Two elements have created the perfect storm for increasingly high home prices: strong demand in the housing market and low mortgage interest rates. According to Zillow®’s latest market report, January matched recent record highs for home value appreciation, and annual growth is higher than any time since 2006.
The Zillow Home Value Index increased to $269,039 in January, up 1.1% since the previous month. Annual home price appreciation was up 9.1%—the highest since June 2006.

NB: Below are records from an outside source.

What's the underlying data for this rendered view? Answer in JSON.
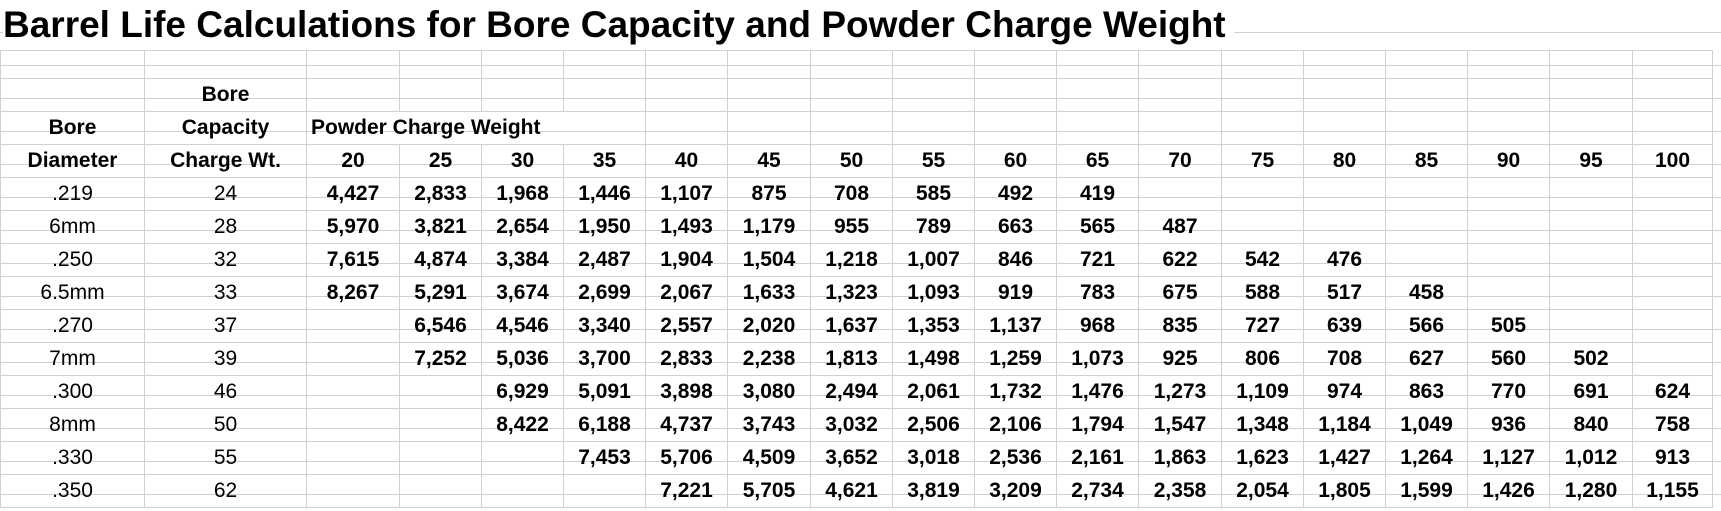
{
  "title": "Barrel Life Calculations for Bore Capacity and Powder Charge Weight",
  "headers": {
    "bore_line1": "Bore",
    "bore_line2": "Diameter",
    "cap_line1": "Bore",
    "cap_line2": "Capacity",
    "cap_line3": "Charge Wt.",
    "powder_label": "Powder Charge Weight"
  },
  "charge_weights": [
    "20",
    "25",
    "30",
    "35",
    "40",
    "45",
    "50",
    "55",
    "60",
    "65",
    "70",
    "75",
    "80",
    "85",
    "90",
    "95",
    "100"
  ],
  "rows": [
    {
      "bore": ".219",
      "capacity": "24",
      "values": [
        "4,427",
        "2,833",
        "1,968",
        "1,446",
        "1,107",
        "875",
        "708",
        "585",
        "492",
        "419",
        "",
        "",
        "",
        "",
        "",
        "",
        ""
      ]
    },
    {
      "bore": "6mm",
      "capacity": "28",
      "values": [
        "5,970",
        "3,821",
        "2,654",
        "1,950",
        "1,493",
        "1,179",
        "955",
        "789",
        "663",
        "565",
        "487",
        "",
        "",
        "",
        "",
        "",
        ""
      ]
    },
    {
      "bore": ".250",
      "capacity": "32",
      "values": [
        "7,615",
        "4,874",
        "3,384",
        "2,487",
        "1,904",
        "1,504",
        "1,218",
        "1,007",
        "846",
        "721",
        "622",
        "542",
        "476",
        "",
        "",
        "",
        ""
      ]
    },
    {
      "bore": "6.5mm",
      "capacity": "33",
      "values": [
        "8,267",
        "5,291",
        "3,674",
        "2,699",
        "2,067",
        "1,633",
        "1,323",
        "1,093",
        "919",
        "783",
        "675",
        "588",
        "517",
        "458",
        "",
        "",
        ""
      ]
    },
    {
      "bore": ".270",
      "capacity": "37",
      "values": [
        "",
        "6,546",
        "4,546",
        "3,340",
        "2,557",
        "2,020",
        "1,637",
        "1,353",
        "1,137",
        "968",
        "835",
        "727",
        "639",
        "566",
        "505",
        "",
        ""
      ]
    },
    {
      "bore": "7mm",
      "capacity": "39",
      "values": [
        "",
        "7,252",
        "5,036",
        "3,700",
        "2,833",
        "2,238",
        "1,813",
        "1,498",
        "1,259",
        "1,073",
        "925",
        "806",
        "708",
        "627",
        "560",
        "502",
        ""
      ]
    },
    {
      "bore": ".300",
      "capacity": "46",
      "values": [
        "",
        "",
        "6,929",
        "5,091",
        "3,898",
        "3,080",
        "2,494",
        "2,061",
        "1,732",
        "1,476",
        "1,273",
        "1,109",
        "974",
        "863",
        "770",
        "691",
        "624"
      ]
    },
    {
      "bore": "8mm",
      "capacity": "50",
      "values": [
        "",
        "",
        "8,422",
        "6,188",
        "4,737",
        "3,743",
        "3,032",
        "2,506",
        "2,106",
        "1,794",
        "1,547",
        "1,348",
        "1,184",
        "1,049",
        "936",
        "840",
        "758"
      ]
    },
    {
      "bore": ".330",
      "capacity": "55",
      "values": [
        "",
        "",
        "",
        "7,453",
        "5,706",
        "4,509",
        "3,652",
        "3,018",
        "2,536",
        "2,161",
        "1,863",
        "1,623",
        "1,427",
        "1,264",
        "1,127",
        "1,012",
        "913"
      ]
    },
    {
      "bore": ".350",
      "capacity": "62",
      "values": [
        "",
        "",
        "",
        "",
        "7,221",
        "5,705",
        "4,621",
        "3,819",
        "3,209",
        "2,734",
        "2,358",
        "2,054",
        "1,805",
        "1,599",
        "1,426",
        "1,280",
        "1,155"
      ]
    }
  ]
}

“Home-buying demand has pushed the pedal to the metal for price appreciation this winter,” said Jeff Tucker, senior economist at Zillow. “Normally we’d be talking about the spring selling season ramping up, but it looks more like last summer’s selling season simply never ended. Buyers eager to secure more space and lock in today’s rock-bottom interest rates are having to move quickly and aggressively to win out in this competitive market.”
According to the report, there are a couple of specific components that are driving demand: a new wave of millennial buyers is flooding the market as they reach peak home-buying years, and mortgage rates averaged a low 2.74% for a standard 30-year fixed-rate loan in January, incentivizing consumers to buy now.
A few areas stand out for their home-price growth. Although home values increased in all 50 of the largest U.S. metros, these locations have experienced the most drastic yearly growth: Phoenix (17.1%), San Jose (14.2%) and Austin (13.7%). The slowest growth occurred in San Francisco (5.3%), Chicago (6.7%) and San Antonio (6.7%).